Though far away from that region of kindly memories and traversing a part of the North Sea much less known to me, I was deeply conscious of the familiarity of my surroundings.  It was a cloudy, nasty day: and the aspects of Nature don’t change, unless in the course of thousands of years — or, perhaps, centuries.  The Phoenicians, its first discoverers, the Romans, the first imperial rulers of that sea, had experienced days like this, so different in the wintry quality of the light, even on a July afternoon, from anything they had ever known in their native Mediterranean.  For myself, a very late comer into that sea, and its former pupil, I accorded amused recognition to the characteristic aspect so well remembered from my days of training.  The same old thing.  A grey-green expanse of smudgy waters grinning angrily at one with white foam-ridges, and over all a cheerless, unglowing canopy, apparently made of wet blotting-paper.  From time to time a flurry of fine rain blew along like a puff of smoke across the dots of distant fishing boats, very few, very scattered, and tossing restlessly on an ever dissolving, ever re-forming sky-line.

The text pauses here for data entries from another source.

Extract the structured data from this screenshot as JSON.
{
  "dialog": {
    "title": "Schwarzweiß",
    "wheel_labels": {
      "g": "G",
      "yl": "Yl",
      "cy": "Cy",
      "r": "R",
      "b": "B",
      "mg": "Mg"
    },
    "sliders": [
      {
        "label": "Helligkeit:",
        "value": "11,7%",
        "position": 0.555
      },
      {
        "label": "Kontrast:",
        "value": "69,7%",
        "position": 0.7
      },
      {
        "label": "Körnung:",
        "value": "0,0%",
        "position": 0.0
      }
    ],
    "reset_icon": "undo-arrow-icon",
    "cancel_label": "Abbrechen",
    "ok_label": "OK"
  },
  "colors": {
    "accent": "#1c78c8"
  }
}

Those flurries, and the steady rolling of the ship, accounted for the emptiness of the decks, favouring my reminiscent mood.  It might have been a day of five and thirty years ago, when there were on this and every other sea more sails and less smoke-stacks to be seen.  Yet, thanks to the unchangeable sea I could have given myself up to the illusion of a revised past, had it not been for the periodical transit across my gaze of a German passenger.  He was marching round and round the boat deck with characteristic determination.  Two sturdy boys gambolled round him in his progress like two disorderly satellites round their parent planet.  He was bringing them home, from their school in England, for their holiday.  What could have induced such a sound Teuton to entrust his offspring to the unhealthy influences of that effete, corrupt, rotten and criminal country I cannot imagine.  It could hardly have been from motives of economy.  I did not speak to him.  He trod the deck of that decadent British ship with a scornful foot while his breast (and to a large extent his stomach, too) appeared expanded by the consciousness of a superior destiny.  Later I could observe the same truculent bearing, touched with the racial grotesqueness, in the men of the
Landwehr
corps, that passed through Cracow to reinforce the Austrian army in Eastern Galicia.  Indeed, the haughty passenger might very well have been, most probably was, an officer of the
Landwehr
; and perhaps those two fine active boys are orphans by now.  Thus things acquire significance by the lapse of time.  A citizen, a father, a warrior, a mote in the dust-cloud of six million fighting particles, an unconsidered trifle for the jaws of war, his humanity was not consciously impressed on my mind at the time.  Mainly, for me, he was a sharp tapping of heels round the corner of the deck-house, a white yachting cap and a green overcoat getting periodically between my eyes and the shifting cloud-horizon of the ashy-grey North Sea.  He was but a shadowy intrusion and a disregarded one, for, far away there to the West, in the direction of the Dogger Bank, where fishermen go seeking their daily bread and sometimes find their graves, I could behold an experience of my own in the winter of ‘81, not of war, truly, but of a fairly lively contest with the elements which were very angry indeed.